Compounded sterile products can be produced as a patient specific medication or a non-patient specific medication.
The following list is composed of facilities both within and outside of the state of Connecticut that have appropriately registered with the state of Connecticut and the Food and Drug Administration. The state of Connecticut does not endorse any of these companies and does not maintain a list of the products that they are permitted to compound and distribute. The companies on this list are permitted to send medication that is not patient specific to a pharmacy or practitioner for dispensing or administration. Please contact the individual business to determine what products they can provide.
Best Practices for Individuals Receiving Compounded Sterile Products
- Upon receipt, ensure the accuracy of the product label against and the receipt provided by the compounding entity
- Check to see if the product was stored correctly in transit.

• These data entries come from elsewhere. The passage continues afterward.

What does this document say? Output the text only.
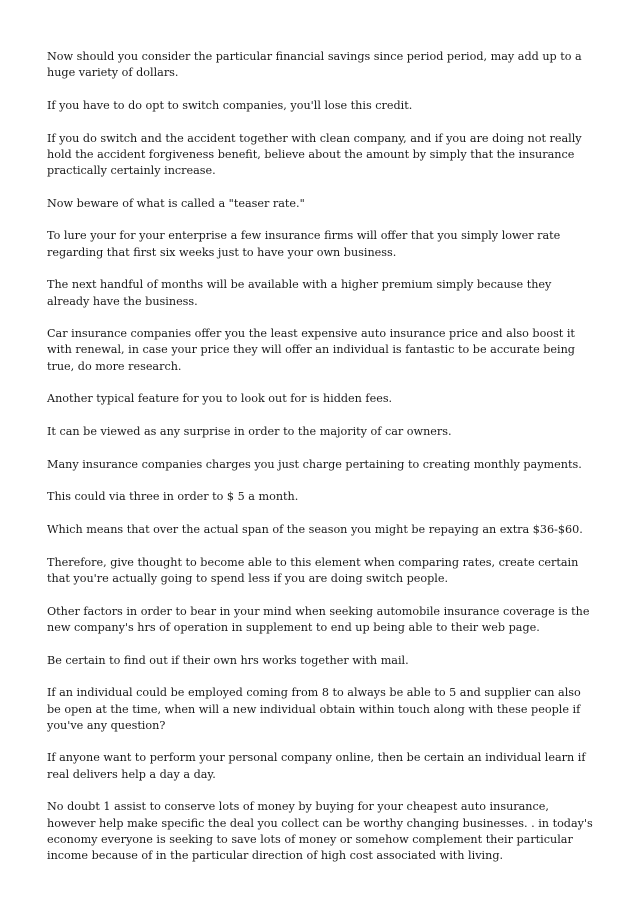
Now should you consider the particular financial savings since period period, may add up to a huge variety of dollars.

If you have to do opt to switch companies, you'll lose this credit.

If you do switch and the accident together with clean company, and if you are doing not really hold the accident forgiveness benefit, believe about the amount by simply that the insurance practically certainly increase.

Now beware of what is called a "teaser rate."

To lure your for your enterprise a few insurance firms will offer that you simply lower rate regarding that first six weeks just to have your own business.

The next handful of months will be available with a higher premium simply because they already have the business.

Car insurance companies offer you the least expensive auto insurance price and also boost it with renewal, in case your price they will offer an individual is fantastic to be accurate being true, do more research.

Another typical feature for you to look out for is hidden fees.

It can be viewed as any surprise in order to the majority of car owners.

Many insurance companies charges you just charge pertaining to creating monthly payments.

This could via three in order to $ 5 a month.

Which means that over the actual span of the season you might be repaying an extra $36-$60.

Therefore, give thought to become able to this element when comparing rates, create certain that you're actually going to spend less if you are doing switch people.

Other factors in order to bear in your mind when seeking automobile insurance coverage is the new company's hrs of operation in supplement to end up being able to their web page.

Be certain to find out if their own hrs works together with mail.

If an individual could be employed coming from 8 to always be able to 5 and supplier can also be open at the time, when will a new individual obtain within touch along with these people if you've any question?

If anyone want to perform your personal company online, then be certain an individual learn if real delivers help a day a day.

No doubt 1 assist to conserve lots of money by buying for your cheapest auto insurance, however help make specific the deal you collect can be worthy changing businesses. . in today's economy everyone is seeking to save lots of money or somehow complement their particular income because of in the particular direction of high cost associated with living.
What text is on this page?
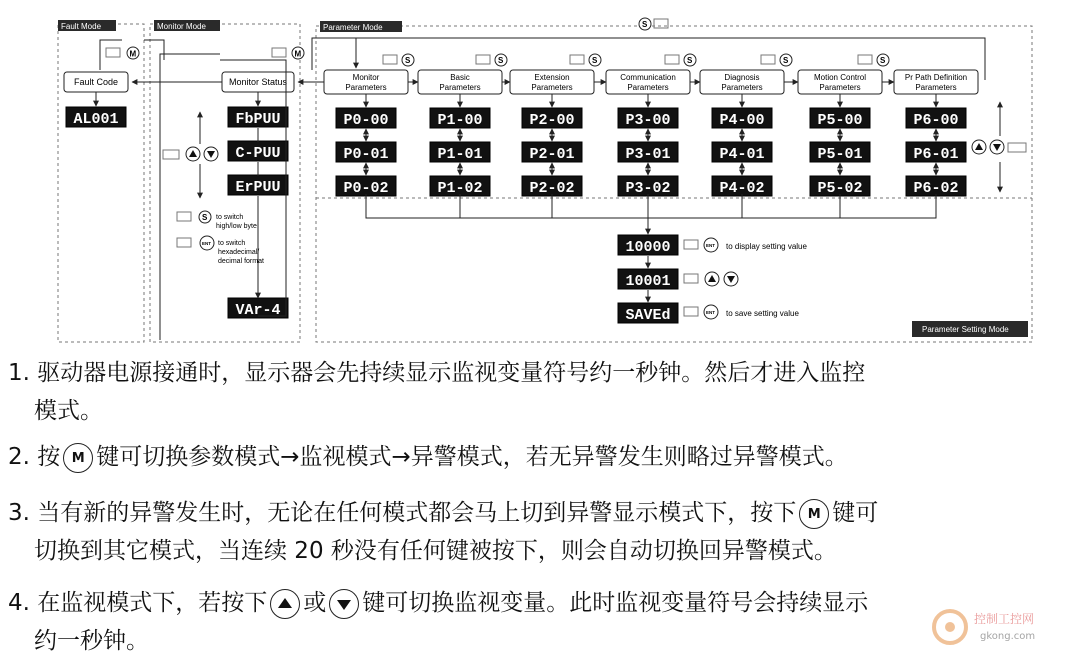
Fault Mode	Monitor Mode	Parameter Mode
Parameter Setting Mode
M	M
S
Fault Code	Monitor Status	Monitor
Parameters
S
Basic
Parameters
S
Extension
Parameters
S
Communication
Parameters
S
Diagnosis
Parameters
S
Motion Control
Parameters
S
Pr Path Definition
Parameters
P0-00
P0-01
P0-02
P1-00
P1-01
P1-02
P2-00
P2-01
P2-02
P3-00
P3-01
P3-02
P4-00
P4-01
P4-02
P5-00
P5-01
P5-02
P6-00
P6-01
P6-02
AL001	FbPUU
C-PUU
ErPUU
VAr-4
10000
10001
SAVEd
S to switch
high/low byte
ENT to switch
hexadecimal/
decimal format
ENT to display setting value
ENT to save setting value
1. 驱动器电源接通时，显示器会先持续显示监视变量符号约一秒钟。然后才进入监控
模式。
2. 按 M 键可切换参数模式→监视模式→异警模式，若无异警发生则略过异警模式。
3. 当有新的异警发生时，无论在任何模式都会马上切到异警显示模式下，按下 M 键可
切换到其它模式，当连续 20 秒没有任何键被按下，则会自动切换回异警模式。
4. 在监视模式下，若按下 或 键可切换监视变量。此时监视变量符号会持续显示
约一秒钟。
控制工控网
gkong.com
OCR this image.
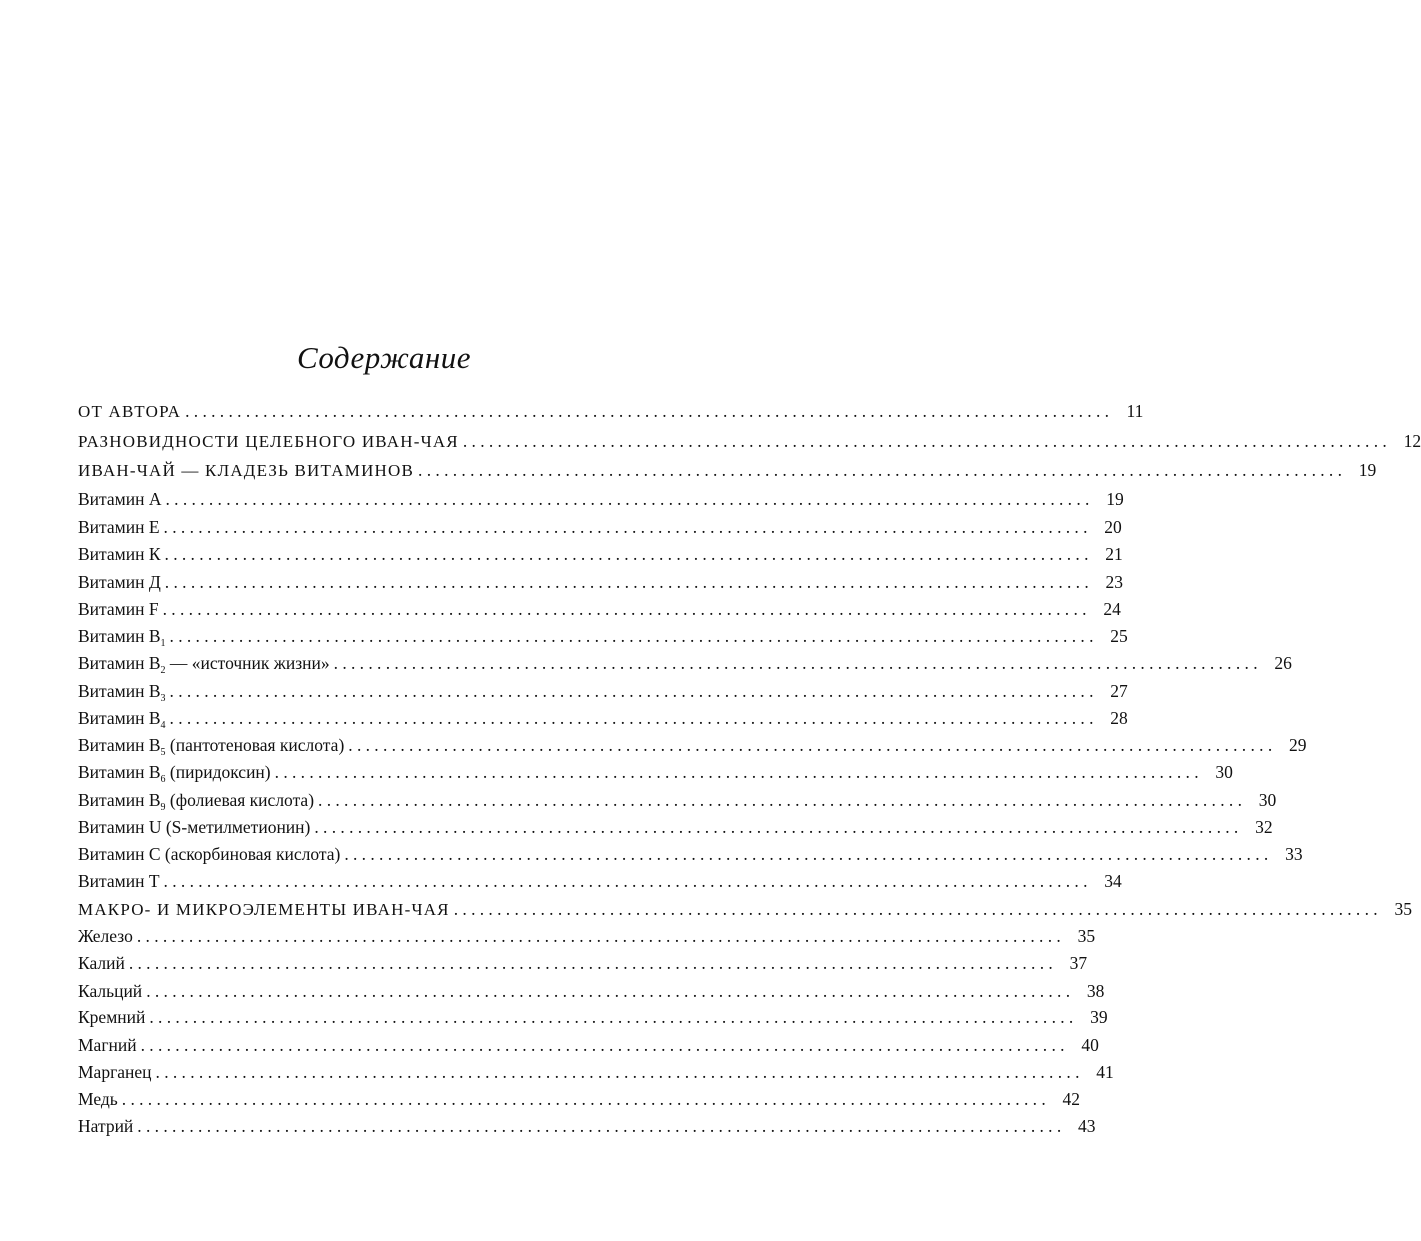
Содержание
ОТ АВТОРА ........................................................................................................... 11
РАЗНОВИДНОСТИ ЦЕЛЕБНОГО ИВАН-ЧАЯ ........................................................................................................... 12
ИВАН-ЧАЙ — КЛАДЕЗЬ ВИТАМИНОВ ........................................................................................................... 19
Витамин А ........................................................................................................... 19
Витамин Е ........................................................................................................... 20
Витамин К ........................................................................................................... 21
Витамин Д ........................................................................................................... 23
Витамин F ........................................................................................................... 24
Витамин $В_1$ ........................................................................................................... 25
Витамин $В_2$ — «источник жизни» ........................................................................................................... 26
Витамин $В_3$ ........................................................................................................... 27
Витамин $В_4$ ........................................................................................................... 28
Витамин $В_5$ (пантотеновая кислота) ........................................................................................................... 29
Витамин $В_6$ (пиридоксин) ........................................................................................................... 30
Витамин $В_9$ (фолиевая кислота) ........................................................................................................... 30
Витамин U (S-метилметионин) ........................................................................................................... 32
Витамин С (аскорбиновая кислота) ........................................................................................................... 33
Витамин Т ........................................................................................................... 34
МАКРО- И МИКРОЭЛЕМЕНТЫ ИВАН-ЧАЯ ........................................................................................................... 35
Железо ........................................................................................................... 35
Калий ........................................................................................................... 37
Кальций ........................................................................................................... 38
Кремний ........................................................................................................... 39
Магний ........................................................................................................... 40
Марганец ........................................................................................................... 41
Медь ........................................................................................................... 42
Натрий ........................................................................................................... 43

- Visually inspect the Compounded Sterile Product for the following:
- Particulate matter or turbidity (a lack of product clarity due to the disturbance of particles in the compound) against a white and black background
- Inspect the drug package for overall integrity (i.e. leaking, cracks, defects)
- Inspect the information provided with the package or on the label for beyond use dates (BUD).
- Follow storage directions (i.e. refrigerate, freeze, room temperature) for the specific product
- Read the label to determine if there are any requirement for protection of the person administering the medication.
- Read the package to determine if there are specific requirements about disposal of the medication.
If a concern is identified, first contact the company that provided the Sterile Compounded Medication and ask any questions.